SMRs and AMRs

Friday, October 29, 2010

Restore sanity? Too late for the Tea Party

By Eugene Robinson
WashPost
Thursday, October 28, 2010

With their "Rally to Restore Sanity and/or Fear" this weekend, political satirists Jon Stewart and Stephen Colbert are late to the party. This weird campaign has been Comedy Central all along.

The main source of hilarity has been the Tea Party movement and its candidates, quite a few of whom give every indication of being several sandwiches short of a picnic. Whether they win or lose - and yes, there remains the possibility that some might actually be elected - they leave us with mondo-bizarro moments that may require years of psychoanalysis for our collective political psyche to purge.

Chief among them is an all-time classic of weirdness, right up there with those campy 1950s sci-fi/horror flicks like "Plan 9 from Outer Space" or "Earth vs. the Flying Saucers." You've probably guessed that I refer to Christine O'Donnell's incomparable "I'm Not a Witch" television ad.

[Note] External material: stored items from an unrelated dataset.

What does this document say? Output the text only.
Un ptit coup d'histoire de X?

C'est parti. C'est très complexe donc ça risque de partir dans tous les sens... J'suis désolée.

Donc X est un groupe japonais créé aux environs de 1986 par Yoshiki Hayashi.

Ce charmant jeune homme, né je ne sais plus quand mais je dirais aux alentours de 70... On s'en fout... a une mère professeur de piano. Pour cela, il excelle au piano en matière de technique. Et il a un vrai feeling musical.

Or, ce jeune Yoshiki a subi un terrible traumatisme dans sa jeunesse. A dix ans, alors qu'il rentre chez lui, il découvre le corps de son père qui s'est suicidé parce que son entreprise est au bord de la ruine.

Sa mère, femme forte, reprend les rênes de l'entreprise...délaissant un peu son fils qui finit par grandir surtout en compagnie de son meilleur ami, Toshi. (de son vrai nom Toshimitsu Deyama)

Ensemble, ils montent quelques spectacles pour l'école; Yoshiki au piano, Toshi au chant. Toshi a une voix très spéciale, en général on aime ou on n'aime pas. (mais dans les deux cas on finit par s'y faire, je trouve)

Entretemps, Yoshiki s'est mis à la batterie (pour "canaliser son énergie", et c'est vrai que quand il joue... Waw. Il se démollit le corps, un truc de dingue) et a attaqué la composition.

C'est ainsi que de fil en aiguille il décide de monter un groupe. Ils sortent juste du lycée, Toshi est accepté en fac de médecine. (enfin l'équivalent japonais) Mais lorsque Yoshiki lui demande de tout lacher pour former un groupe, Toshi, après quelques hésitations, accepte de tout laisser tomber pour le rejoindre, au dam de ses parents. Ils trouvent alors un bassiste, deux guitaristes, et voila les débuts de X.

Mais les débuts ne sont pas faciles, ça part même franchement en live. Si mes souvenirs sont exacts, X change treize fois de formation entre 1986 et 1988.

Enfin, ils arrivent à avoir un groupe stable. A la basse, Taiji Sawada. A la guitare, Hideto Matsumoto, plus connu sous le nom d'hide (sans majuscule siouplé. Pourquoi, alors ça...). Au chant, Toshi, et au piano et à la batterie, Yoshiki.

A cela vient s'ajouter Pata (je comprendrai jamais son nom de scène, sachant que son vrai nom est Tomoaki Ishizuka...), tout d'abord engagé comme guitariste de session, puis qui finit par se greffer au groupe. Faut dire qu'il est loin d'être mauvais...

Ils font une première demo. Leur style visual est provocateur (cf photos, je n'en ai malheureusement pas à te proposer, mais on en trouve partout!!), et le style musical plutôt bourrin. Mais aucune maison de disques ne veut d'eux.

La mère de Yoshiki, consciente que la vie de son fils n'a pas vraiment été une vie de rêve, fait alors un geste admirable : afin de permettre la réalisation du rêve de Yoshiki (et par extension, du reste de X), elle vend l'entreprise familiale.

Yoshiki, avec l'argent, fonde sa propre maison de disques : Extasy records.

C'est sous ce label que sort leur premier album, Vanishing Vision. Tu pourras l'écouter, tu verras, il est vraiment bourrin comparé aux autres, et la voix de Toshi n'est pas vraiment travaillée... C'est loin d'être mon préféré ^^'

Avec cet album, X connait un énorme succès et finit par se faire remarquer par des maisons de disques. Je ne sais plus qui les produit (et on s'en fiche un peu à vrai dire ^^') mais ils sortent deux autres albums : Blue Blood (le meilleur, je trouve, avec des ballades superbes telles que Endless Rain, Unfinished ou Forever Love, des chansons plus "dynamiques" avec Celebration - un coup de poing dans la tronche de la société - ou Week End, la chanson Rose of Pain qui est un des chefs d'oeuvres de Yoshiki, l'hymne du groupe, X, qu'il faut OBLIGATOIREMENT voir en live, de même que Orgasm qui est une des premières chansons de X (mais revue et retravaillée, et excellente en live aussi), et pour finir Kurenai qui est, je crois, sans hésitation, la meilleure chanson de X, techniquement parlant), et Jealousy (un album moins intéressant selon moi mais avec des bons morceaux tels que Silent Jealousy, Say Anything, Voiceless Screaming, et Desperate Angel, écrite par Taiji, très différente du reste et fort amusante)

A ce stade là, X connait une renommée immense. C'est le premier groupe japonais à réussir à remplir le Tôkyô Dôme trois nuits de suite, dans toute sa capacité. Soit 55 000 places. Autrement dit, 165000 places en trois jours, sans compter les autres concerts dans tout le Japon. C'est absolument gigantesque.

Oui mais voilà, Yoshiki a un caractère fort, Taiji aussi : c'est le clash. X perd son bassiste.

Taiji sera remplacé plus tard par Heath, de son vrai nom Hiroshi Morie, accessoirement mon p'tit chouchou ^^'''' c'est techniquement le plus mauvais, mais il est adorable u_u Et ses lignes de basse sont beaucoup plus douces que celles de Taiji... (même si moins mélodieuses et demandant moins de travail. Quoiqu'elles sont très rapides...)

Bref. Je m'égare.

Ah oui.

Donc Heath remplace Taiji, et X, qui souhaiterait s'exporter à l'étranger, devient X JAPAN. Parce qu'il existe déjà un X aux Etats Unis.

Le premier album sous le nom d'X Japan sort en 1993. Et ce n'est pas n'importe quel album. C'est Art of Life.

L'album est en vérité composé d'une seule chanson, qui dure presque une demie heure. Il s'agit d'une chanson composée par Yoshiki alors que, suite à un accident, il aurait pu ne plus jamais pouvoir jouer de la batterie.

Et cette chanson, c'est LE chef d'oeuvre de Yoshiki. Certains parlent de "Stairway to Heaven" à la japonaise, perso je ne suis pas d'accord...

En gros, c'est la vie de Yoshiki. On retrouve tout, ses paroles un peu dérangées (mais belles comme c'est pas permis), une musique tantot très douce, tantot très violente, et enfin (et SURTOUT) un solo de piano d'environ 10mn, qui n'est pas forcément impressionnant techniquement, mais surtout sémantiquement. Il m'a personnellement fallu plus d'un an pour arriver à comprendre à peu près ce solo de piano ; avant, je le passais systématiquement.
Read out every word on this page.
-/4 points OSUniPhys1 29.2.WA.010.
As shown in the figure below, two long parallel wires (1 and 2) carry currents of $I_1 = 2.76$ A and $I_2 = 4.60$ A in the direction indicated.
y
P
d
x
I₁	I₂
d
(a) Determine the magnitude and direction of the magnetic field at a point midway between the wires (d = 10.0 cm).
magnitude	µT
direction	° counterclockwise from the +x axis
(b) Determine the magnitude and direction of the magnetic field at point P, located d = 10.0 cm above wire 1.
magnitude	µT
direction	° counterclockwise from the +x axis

Much has been written about the "witch" ad, but I'm not sure anyone has done a proper deconstruction. If you regard it as a short film of the kind that might be entered at Sundance or Cannes, it may be a work of genius. The jarring contrast between what is said and what is seen can only be deliberate: O'Donnell delivers one message - not-a-witch - while the image presented on screen powerfully signals the opposite. She sits alone, against a black background that suggests infinite darkness; her makeup and lighting have been contrived to lend her face a ghostly pallor. Clearly, the viewer is being manipulated to think, "If you're not from some Other Realm, lady, you could have fooled me."